The Road to Round A: Part 1 of 3

* This blog post is based on Natan Chosnek’s presentation at the Alternative Finance Conference on March 4, 2013.

 

So you’ve decided to make your dream reality. Some will say you are merely a dreamer – but I will say that you are totally awake. You are, however, in the age of innocence.

You have a great idea, and you go for it. You attend events; do lots of networking; learn how to pitch your idea; listen to smart people who know things that you don’t; you work from coffee shops; you do lots of brainstorming; you drink lots of coffee. You don’t have any money, but you’re happy. Everything is fresh, the sky’s the limit.

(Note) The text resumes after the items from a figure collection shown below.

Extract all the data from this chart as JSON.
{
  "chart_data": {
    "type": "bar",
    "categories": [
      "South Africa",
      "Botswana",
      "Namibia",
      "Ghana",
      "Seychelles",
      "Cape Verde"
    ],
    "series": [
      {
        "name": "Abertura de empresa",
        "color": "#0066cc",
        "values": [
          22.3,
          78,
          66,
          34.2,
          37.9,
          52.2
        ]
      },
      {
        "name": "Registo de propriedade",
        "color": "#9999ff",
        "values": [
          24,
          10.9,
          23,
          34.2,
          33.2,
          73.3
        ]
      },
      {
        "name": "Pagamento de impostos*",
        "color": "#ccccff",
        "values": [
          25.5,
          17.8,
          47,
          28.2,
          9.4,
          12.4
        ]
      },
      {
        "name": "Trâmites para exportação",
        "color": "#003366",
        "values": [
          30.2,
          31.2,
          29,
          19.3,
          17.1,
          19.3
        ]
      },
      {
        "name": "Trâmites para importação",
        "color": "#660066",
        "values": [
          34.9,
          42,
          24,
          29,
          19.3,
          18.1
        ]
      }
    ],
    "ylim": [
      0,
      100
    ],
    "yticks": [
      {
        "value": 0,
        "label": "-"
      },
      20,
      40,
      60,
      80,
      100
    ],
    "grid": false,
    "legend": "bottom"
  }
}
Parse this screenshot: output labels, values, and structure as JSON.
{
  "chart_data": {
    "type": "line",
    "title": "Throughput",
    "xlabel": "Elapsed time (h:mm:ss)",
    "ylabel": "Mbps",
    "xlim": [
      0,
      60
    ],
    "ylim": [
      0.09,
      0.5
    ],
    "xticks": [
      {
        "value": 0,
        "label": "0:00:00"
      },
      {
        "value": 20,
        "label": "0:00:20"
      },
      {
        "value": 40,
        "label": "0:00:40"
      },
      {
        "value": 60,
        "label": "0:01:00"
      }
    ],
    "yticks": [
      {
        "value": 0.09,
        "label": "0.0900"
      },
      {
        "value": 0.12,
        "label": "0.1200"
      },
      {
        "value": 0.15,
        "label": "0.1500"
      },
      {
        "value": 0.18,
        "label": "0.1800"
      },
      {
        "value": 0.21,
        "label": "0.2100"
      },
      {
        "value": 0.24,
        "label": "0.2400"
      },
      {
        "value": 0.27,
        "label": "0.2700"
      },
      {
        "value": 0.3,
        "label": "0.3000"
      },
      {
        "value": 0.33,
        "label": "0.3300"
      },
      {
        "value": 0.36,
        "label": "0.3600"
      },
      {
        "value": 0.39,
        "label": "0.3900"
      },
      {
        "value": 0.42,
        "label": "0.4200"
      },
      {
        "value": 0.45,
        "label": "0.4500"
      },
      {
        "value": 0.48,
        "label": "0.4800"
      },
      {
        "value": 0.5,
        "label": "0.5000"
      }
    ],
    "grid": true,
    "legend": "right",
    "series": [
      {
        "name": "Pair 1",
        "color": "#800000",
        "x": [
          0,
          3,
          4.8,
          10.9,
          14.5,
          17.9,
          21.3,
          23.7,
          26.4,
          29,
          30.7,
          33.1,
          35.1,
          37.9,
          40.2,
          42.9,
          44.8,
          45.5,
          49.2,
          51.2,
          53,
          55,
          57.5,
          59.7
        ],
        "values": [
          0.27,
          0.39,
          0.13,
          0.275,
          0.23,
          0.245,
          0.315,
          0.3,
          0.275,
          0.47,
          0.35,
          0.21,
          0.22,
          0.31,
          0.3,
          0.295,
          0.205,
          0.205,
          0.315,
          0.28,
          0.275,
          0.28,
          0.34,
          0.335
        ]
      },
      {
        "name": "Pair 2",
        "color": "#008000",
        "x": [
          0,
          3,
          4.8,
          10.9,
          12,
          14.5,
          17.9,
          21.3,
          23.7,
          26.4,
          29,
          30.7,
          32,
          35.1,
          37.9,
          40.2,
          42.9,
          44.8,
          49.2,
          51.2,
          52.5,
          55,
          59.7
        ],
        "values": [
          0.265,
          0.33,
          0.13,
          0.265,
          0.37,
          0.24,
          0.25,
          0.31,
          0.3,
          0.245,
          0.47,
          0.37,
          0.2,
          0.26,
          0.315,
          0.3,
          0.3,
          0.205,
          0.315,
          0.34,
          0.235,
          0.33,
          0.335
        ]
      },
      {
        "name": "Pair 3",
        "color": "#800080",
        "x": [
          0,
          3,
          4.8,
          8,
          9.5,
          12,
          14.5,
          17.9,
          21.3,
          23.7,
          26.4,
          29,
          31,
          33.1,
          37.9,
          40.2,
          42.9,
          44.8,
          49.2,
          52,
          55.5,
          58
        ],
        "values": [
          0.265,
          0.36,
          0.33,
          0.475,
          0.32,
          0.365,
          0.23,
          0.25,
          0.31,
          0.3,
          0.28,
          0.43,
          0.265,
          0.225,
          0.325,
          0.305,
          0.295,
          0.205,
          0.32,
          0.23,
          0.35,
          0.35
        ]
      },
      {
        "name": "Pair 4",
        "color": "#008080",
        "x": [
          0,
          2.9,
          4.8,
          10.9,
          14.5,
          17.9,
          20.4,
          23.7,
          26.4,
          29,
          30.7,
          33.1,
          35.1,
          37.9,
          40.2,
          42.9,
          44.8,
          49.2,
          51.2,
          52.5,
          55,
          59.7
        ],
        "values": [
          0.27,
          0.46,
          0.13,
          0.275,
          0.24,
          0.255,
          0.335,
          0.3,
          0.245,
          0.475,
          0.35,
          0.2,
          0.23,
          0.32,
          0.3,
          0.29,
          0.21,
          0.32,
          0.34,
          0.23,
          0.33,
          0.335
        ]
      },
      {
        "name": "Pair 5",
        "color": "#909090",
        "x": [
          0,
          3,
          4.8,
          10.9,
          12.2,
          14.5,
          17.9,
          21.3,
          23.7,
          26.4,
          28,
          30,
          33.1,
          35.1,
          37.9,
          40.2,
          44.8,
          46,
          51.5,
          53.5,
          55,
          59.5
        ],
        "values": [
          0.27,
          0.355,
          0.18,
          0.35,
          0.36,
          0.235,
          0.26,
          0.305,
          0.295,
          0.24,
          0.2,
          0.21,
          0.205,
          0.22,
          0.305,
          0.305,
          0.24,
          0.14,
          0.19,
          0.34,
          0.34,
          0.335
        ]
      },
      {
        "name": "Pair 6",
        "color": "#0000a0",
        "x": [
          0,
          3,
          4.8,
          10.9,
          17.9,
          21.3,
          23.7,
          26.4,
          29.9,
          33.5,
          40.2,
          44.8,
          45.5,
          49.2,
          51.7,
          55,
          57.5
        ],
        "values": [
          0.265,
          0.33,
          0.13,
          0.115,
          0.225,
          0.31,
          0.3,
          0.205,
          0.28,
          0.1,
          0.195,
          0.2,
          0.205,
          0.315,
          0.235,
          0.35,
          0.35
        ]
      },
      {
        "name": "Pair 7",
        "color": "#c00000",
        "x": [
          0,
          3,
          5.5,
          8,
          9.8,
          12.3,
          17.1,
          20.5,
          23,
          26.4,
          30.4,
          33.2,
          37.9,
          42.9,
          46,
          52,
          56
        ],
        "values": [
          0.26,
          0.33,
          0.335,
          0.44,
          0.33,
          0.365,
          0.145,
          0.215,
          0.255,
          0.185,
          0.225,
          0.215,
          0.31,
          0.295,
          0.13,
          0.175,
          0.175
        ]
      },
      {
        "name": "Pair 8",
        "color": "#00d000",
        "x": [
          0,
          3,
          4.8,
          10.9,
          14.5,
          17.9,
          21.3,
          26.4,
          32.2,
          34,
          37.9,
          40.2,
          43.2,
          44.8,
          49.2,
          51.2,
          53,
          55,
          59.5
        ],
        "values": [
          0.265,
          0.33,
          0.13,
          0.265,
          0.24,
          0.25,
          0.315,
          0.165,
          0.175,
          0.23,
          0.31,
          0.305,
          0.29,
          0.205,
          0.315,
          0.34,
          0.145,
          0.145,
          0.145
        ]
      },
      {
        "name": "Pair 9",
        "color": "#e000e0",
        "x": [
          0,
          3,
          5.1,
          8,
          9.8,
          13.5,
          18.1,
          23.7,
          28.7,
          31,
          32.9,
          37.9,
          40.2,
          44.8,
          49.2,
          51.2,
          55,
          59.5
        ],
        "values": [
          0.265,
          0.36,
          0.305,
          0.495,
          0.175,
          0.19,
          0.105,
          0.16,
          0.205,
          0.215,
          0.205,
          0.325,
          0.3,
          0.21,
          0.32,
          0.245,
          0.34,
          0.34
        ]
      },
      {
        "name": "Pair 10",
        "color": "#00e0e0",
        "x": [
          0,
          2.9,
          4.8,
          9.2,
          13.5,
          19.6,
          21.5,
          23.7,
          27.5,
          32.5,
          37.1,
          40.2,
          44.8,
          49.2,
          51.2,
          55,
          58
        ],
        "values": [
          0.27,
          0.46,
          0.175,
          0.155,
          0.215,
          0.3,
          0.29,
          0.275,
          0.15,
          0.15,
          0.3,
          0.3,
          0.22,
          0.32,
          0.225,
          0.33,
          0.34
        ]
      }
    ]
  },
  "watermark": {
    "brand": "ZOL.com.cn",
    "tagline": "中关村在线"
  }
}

And apparently, you’ve done something right. Someone is willing to take a risk on your vision – you have raised seed funding.

You should be happier, right?

Wrong. Everything just got much more complicated. We call it “Reality Bites”, or, even better, we welcome you to the age of awareness!

There’s a real office and a bigger team; many more demands; investors to manage (they were angels before, now they want results); lots of demads.

Wait, shouldn’t this be the easier part?

Wrong again. This is where it gets tricky.

In the US market alone, 7 million start-ups are formed every year (yes, 7 million). Out of them, 50 to 60 thousands get initial funding.  And only 1,500 get to the next stage, and raise Round A. It’s a tough funnel – about a quarter percent chance of success.